Unfortunately, the “plug and play” option didn’t work for add-ons that require a high data-transfer rate, like hard drives and video cameras. Finally, in 1999, Windows-based machines added support for a pair of new peripheral interfaces (those connectors on the front or back of your PC) that were faster and smarter than their predecessors. One was the Intel-developed Universal Serial Bus, more commonly known as USB. The other was IEEE-1394, engineered by Apple. Things get confusing here. Apple gave IEEE the trademark name FireWire. But when Sony licensed the technology as part of its strategy to mate PCs to consumer gear like digital video cameras, it decided to use the name iLINK. (“We didn’t feel the word “fire” was appropriate for a consumer electronics device,” explains Sonyspokesperson Mack Araki.) Several other companies, loath to use names that have been trademarked by Apple or Sony, have opted to refer to it as 1394. So when you go to the store and hear all these names being thrown about, remember they’re all the same thing.

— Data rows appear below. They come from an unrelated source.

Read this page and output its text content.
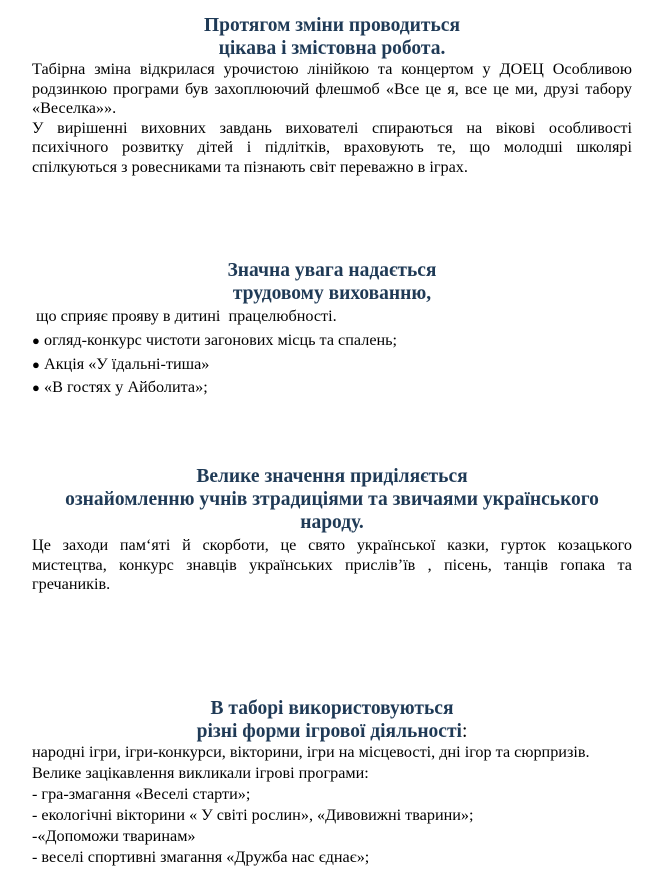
Протягом зміни проводиться
цікава і змістовна робота.

Табірна зміна відкрилася урочистою лінійкою та концертом у ДОЕЦ Особливою родзинкою програми був захоплюючий флешмоб «Все це я, все це ми, друзі табору «Веселка»».

У вирішенні виховних завдань вихователі спираються на вікові особливості психічного розвитку дітей і підлітків, враховують те, що молодші школярі спілкуються з ровесниками та пізнають світ переважно в іграх.

Значна увага надається
трудовому вихованню,

що сприяє прояву в дитині  працелюбності.

● огляд-конкурс чистоти загонових місць та спалень;
● Акція «У їдальні-тиша»
● «В гостях у Айболита»;
Велике значення приділяється
ознайомленню учнів зтрадиціями та звичаями українського
народу.

Це заходи пам‘яті й скорботи, це свято української казки, гурток козацького мистецтва, конкурс знавців українських прислів’їв , пісень, танців гопака та гречаників.

В таборі використовуються
різні форми ігрової діяльності:

народні ігри, ігри-конкурси, вікторини, ігри на місцевості, дні ігор та сюрпризів.

Велике зацікавлення викликали ігрові програми:

- гра-змагання «Веселі старти»;
- екологічні вікторини « У світі рослин», «Дивовижні тварини»;
-«Допоможи тваринам»
- веселі спортивні змагання «Дружба нас єднає»;
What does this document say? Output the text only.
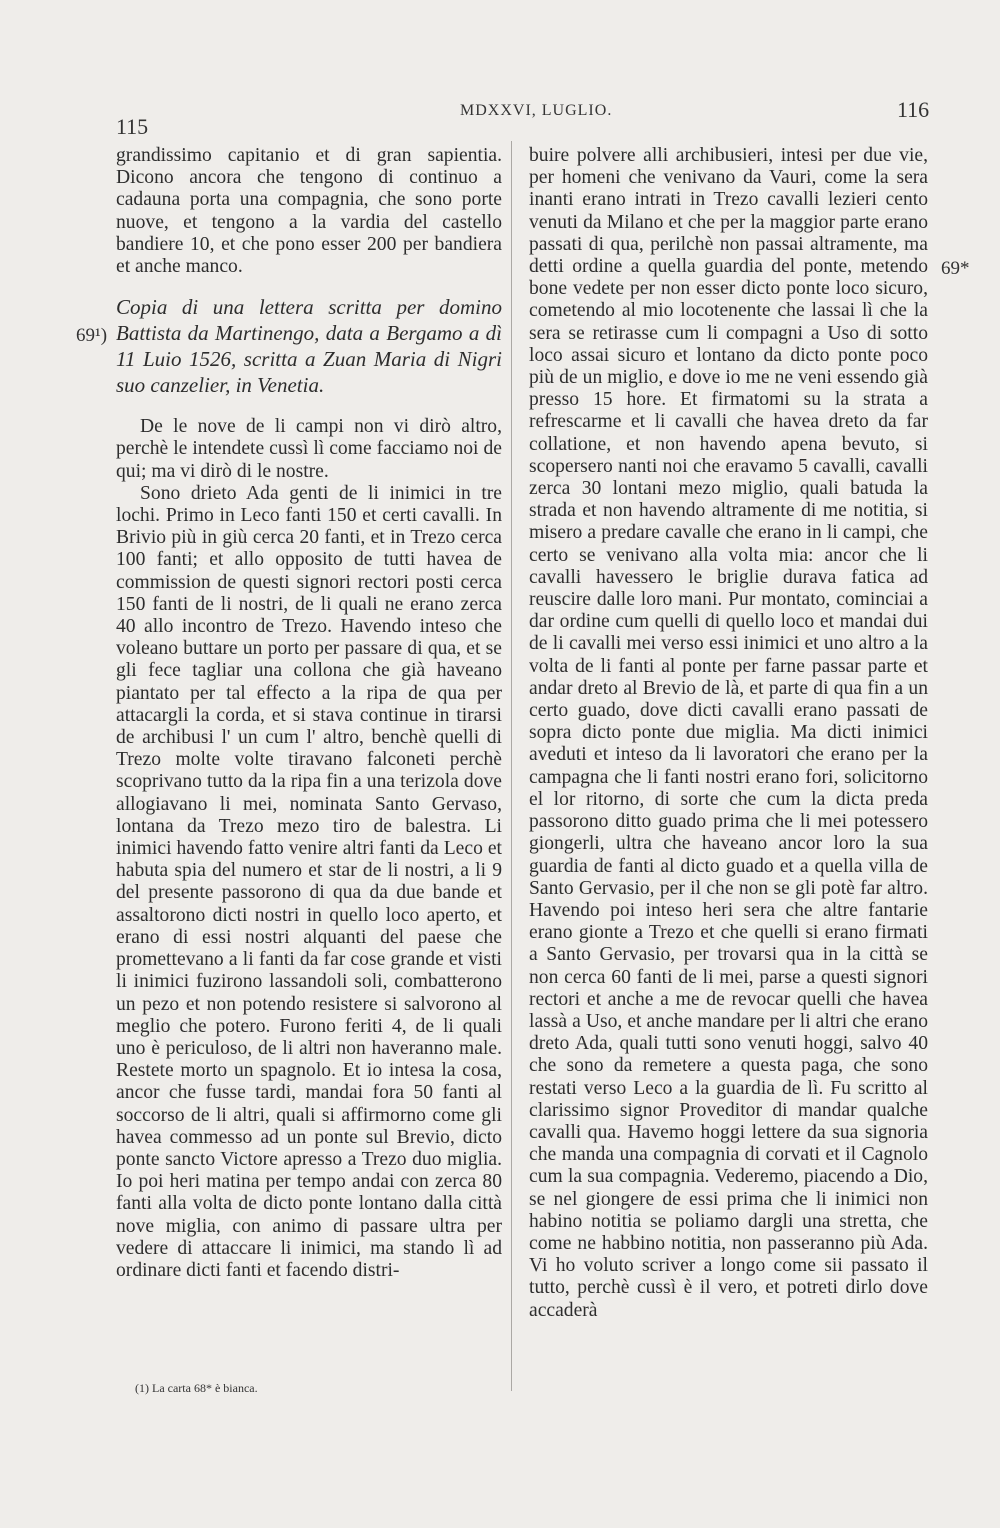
115
MDXXVI, LUGLIO.	116
69¹)
69*

grandissimo capitanio et di gran sapientia. Dicono ancora che tengono di continuo a cadauna porta una compagnia, che sono porte nuove, et tengono a la vardia del castello bandiere 10, et che pono esser 200 per bandiera et anche manco.

Copia di una lettera scritta per domino Battista da Martinengo, data a Bergamo a dì 11 Luio 1526, scritta a Zuan Maria di Nigri suo canzelier, in Venetia.

De le nove de li campi non vi dirò altro, perchè le intendete cussì lì come facciamo noi de qui; ma vi dirò di le nostre.

Sono drieto Ada genti de li inimici in tre lochi. Primo in Leco fanti 150 et certi cavalli. In Brivio più in giù cerca 20 fanti, et in Trezo cerca 100 fanti; et allo opposito de tutti havea de commission de questi signori rectori posti cerca 150 fanti de li nostri, de li quali ne erano zerca 40 allo incontro de Trezo. Havendo inteso che voleano buttare un porto per passare di qua, et se gli fece tagliar una collona che già haveano piantato per tal effecto a la ripa de qua per attacargli la corda, et si stava continue in tirarsi de archibusi l' un cum l' altro, benchè quelli di Trezo molte volte tiravano falconeti perchè scoprivano tutto da la ripa fin a una terizola dove allogiavano li mei, nominata Santo Gervaso, lontana da Trezo mezo tiro de balestra. Li inimici havendo fatto venire altri fanti da Leco et habuta spia del numero et star de li nostri, a li 9 del presente passorono di qua da due bande et assaltorono dicti nostri in quello loco aperto, et erano di essi nostri alquanti del paese che promettevano a li fanti da far cose grande et visti li inimici fuzirono lassandoli soli, combatterono un pezo et non potendo resistere si salvorono al meglio che potero. Furono feriti 4, de li quali uno è periculoso, de li altri non haveranno male. Restete morto un spagnolo. Et io intesa la cosa, ancor che fusse tardi, mandai fora 50 fanti al soccorso de li altri, quali si affirmorno come gli havea commesso ad un ponte sul Brevio, dicto ponte sancto Victore apresso a Trezo duo miglia. Io poi heri matina per tempo andai con zerca 80 fanti alla volta de dicto ponte lontano dalla città nove miglia, con animo di passare ultra per vedere di attaccare li inimici, ma stando lì ad ordinare dicti fanti et facendo distri-

buire polvere alli archibusieri, intesi per due vie, per homeni che venivano da Vauri, come la sera inanti erano intrati in Trezo cavalli lezieri cento venuti da Milano et che per la maggior parte erano passati di qua, perilchè non passai altramente, ma detti ordine a quella guardia del ponte, metendo bone vedete per non esser dicto ponte loco sicuro, cometendo al mio locotenente che lassai lì che la sera se retirasse cum li compagni a Uso di sotto loco assai sicuro et lontano da dicto ponte poco più de un miglio, e dove io me ne veni essendo già presso 15 hore. Et firmatomi su la strata a refrescarme et li cavalli che havea dreto da far collatione, et non havendo apena bevuto, si scopersero nanti noi che eravamo 5 cavalli, cavalli zerca 30 lontani mezo miglio, quali batuda la strada et non havendo altramente di me notitia, si misero a predare cavalle che erano in li campi, che certo se venivano alla volta mia: ancor che li cavalli havessero le briglie durava fatica ad reuscire dalle loro mani. Pur montato, cominciai a dar ordine cum quelli di quello loco et mandai dui de li cavalli mei verso essi inimici et uno altro a la volta de li fanti al ponte per farne passar parte et andar dreto al Brevio de là, et parte di qua fin a un certo guado, dove dicti cavalli erano passati de sopra dicto ponte due miglia. Ma dicti inimici aveduti et inteso da li lavoratori che erano per la campagna che li fanti nostri erano fori, solicitorno el lor ritorno, di sorte che cum la dicta preda passorono ditto guado prima che li mei potessero giongerli, ultra che haveano ancor loro la sua guardia de fanti al dicto guado et a quella villa de Santo Gervasio, per il che non se gli potè far altro. Havendo poi inteso heri sera che altre fantarie erano gionte a Trezo et che quelli si erano firmati a Santo Gervasio, per trovarsi qua in la città se non cerca 60 fanti de li mei, parse a questi signori rectori et anche a me de revocar quelli che havea lassà a Uso, et anche mandare per li altri che erano dreto Ada, quali tutti sono venuti hoggi, salvo 40 che sono da remetere a questa paga, che sono restati verso Leco a la guardia de lì. Fu scritto al clarissimo signor Proveditor di mandar qualche cavalli qua. Havemo hoggi lettere da sua signoria che manda una compagnia di corvati et il Cagnolo cum la sua compagnia. Vederemo, piacendo a Dio, se nel giongere de essi prima che li inimici non habino notitia se poliamo dargli una stretta, che come ne habbino notitia, non passeranno più Ada. Vi ho voluto scriver a longo come sii passato il tutto, perchè cussì è il vero, et potreti dirlo dove accaderà

(1) La carta 68* è bianca.
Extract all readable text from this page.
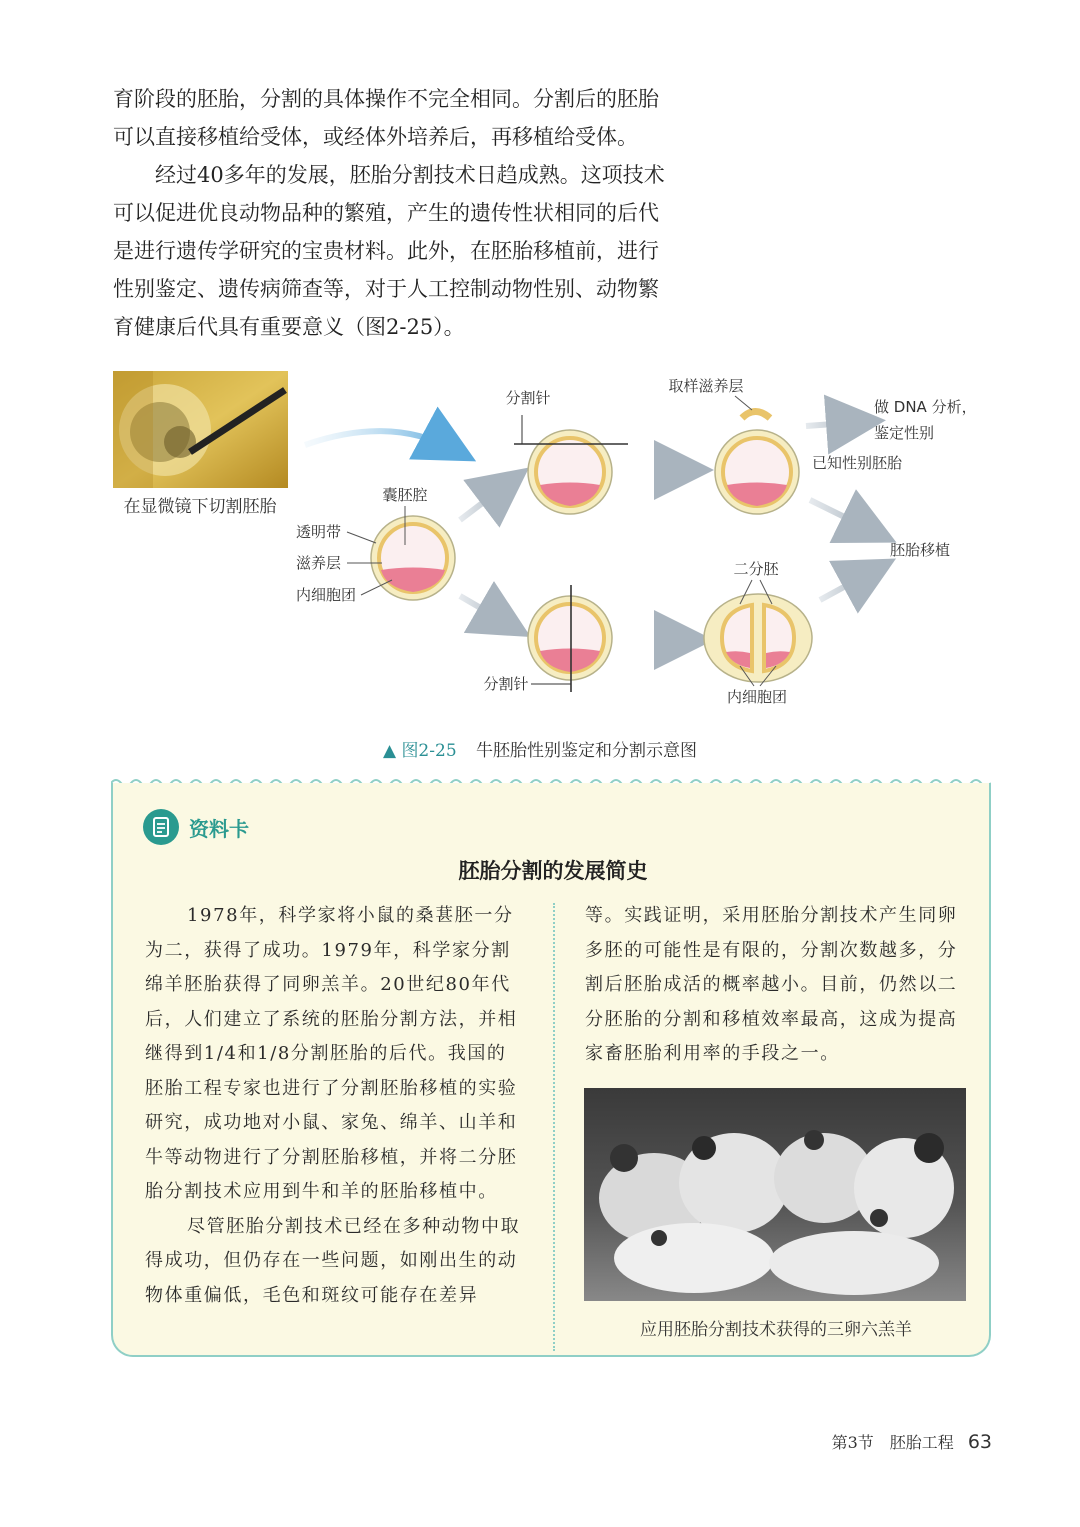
育阶段的胚胎，分割的具体操作不完全相同。分割后的胚胎可以直接移植给受体，或经体外培养后，再移植给受体。

经过40多年的发展，胚胎分割技术日趋成熟。这项技术可以促进优良动物品种的繁殖，产生的遗传性状相同的后代是进行遗传学研究的宝贵材料。此外，在胚胎移植前，进行性别鉴定、遗传病筛查等，对于人工控制动物性别、动物繁育健康后代具有重要意义（图2-25）。

在显微镜下切割胚胎
囊胚腔
透明带
滋养层
内细胞团
分割针
取样滋养层
做 DNA 分析，
鉴定性别
已知性别胚胎
胚胎移植
分割针
二分胚
内细胞团
▲ 图2-25 牛胚胎性别鉴定和分割示意图
资料卡
胚胎分割的发展简史

1978年，科学家将小鼠的桑葚胚一分为二，获得了成功。1979年，科学家分割绵羊胚胎获得了同卵羔羊。20世纪80年代后，人们建立了系统的胚胎分割方法，并相继得到1/4和1/8分割胚胎的后代。我国的胚胎工程专家也进行了分割胚胎移植的实验研究，成功地对小鼠、家兔、绵羊、山羊和牛等动物进行了分割胚胎移植，并将二分胚胎分割技术应用到牛和羊的胚胎移植中。

尽管胚胎分割技术已经在多种动物中取得成功，但仍存在一些问题，如刚出生的动物体重偏低，毛色和斑纹可能存在差异

等。实践证明，采用胚胎分割技术产生同卵多胚的可能性是有限的，分割次数越多，分割后胚胎成活的概率越小。目前，仍然以二分胚胎的分割和移植效率最高，这成为提高家畜胚胎利用率的手段之一。

应用胚胎分割技术获得的三卵六羔羊
第3节　胚胎工程 63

The high-speed USB and FireWire standards made it possible to plug in increasingly popular peripherals like CD burners, MP3 players and digital video cameras. USB can handle a zippy 12 megabits per second, and FireWire blazes along at a staggering top speed of 400Mb per second. (To put it in perspective, that’s more than 7,100 times faster than your 56K modem.) Thanks to the support of giants like Microsoft, Apple and Sony, USB and 1394 are rapidly becoming ubiquitous. If you bought a PC from Christmas 1998 onward, the odds are you have one or more USB ports; also, soon-to-be-merged Hewlett-Packard and Compaq have decided to put FireWire on all their Pentium 4 PCs shipping later this month. Even Sony’s superpowered PlayStation 2 game console has USB and FireWire ports, so that in the future you’ll be able to taunt your friends over the Internet using a USB microphone, or add special effects to your home videos when you connect your FireWire-equipped camcorder.

Today, it’s pretty easy to decide when to use USB. It’s slower, but great for relatively low-bandwidth PC peripherals: mice, trackballs, digital still cameras, handheld computers and MP3 players. FireWire, on the other hand, not only works well for high-bandwidth accessories like high-resolution scanners and laser printers, but is also quickly becoming the connection standard for digital home entertainment, replacing all those unsightly cables that clutter up the space behind your home entertainment center. That’s because USB is a “hub” technology, requiring a smart device like a PC to serve as a traffic cop between your various peripherals, while FireWire’s “peer to peer” approach lets your peripherals talk directly to one an-other. And since no one wants a PC in the living room, it’s the perfect place for FireWire to find a home. “The promiseof 1394 is the potential to connect all of your entertainment devices with a single wire,” says David Fair, a manager at Intel, noting that it’s already widely deployedin Japan.

Right now, the killer app for FireWire is digital video editing, since each hour of video footage translates into 10 to 15 gigabytes of data. Apple and Sony’s PCs all ship with user-friendly video-editing software, and Microsoft is improving its basic editing features in the upcoming Windows XP. “People want to take an hour of home video and condense it to five minutes for Grandma,” says Fair. “Not that she wouldn’t watch the whole hour, but she’ll show a five-minute clip to all her friends.” For the PC industry, what’s exciting is that camcorders, VCRs and other entertainment devices can now talk to PCs, thanks to FireWire.

So far, USB and FireWire complement each other by meeting very different needs. But with the upcoming USB 2.0 version promising speeds of 480Mb per second–making it 20 percent faster than FireWire–the two technologies appear to be on a collision course. (FireWire isn’t standing still; the next version is slated to hit 800Mb per second.) Because USB 2.0 has been slow to develop, Microsoft is not supporting it in Windows XP, which means that USB 2.0 devices won’t be plug-and-play; you’ll have to install some software first. Greg Sullivan, the lead product manager for Windows XP, says that Microsoft will find some way to support it shortly after XP ships, and refuses to get caught up in a battle over which technology will win out. “There could be confusion [for users], but people mostly think about the device first, then the method of connection. If my digital video camera has FireWire, that’s what I use. If I have a digital still camera with USB, I use that. And the great thing is that we support both.” Now that you know the differences between USB and 1394, you’ll probably find yourself supporting both, too.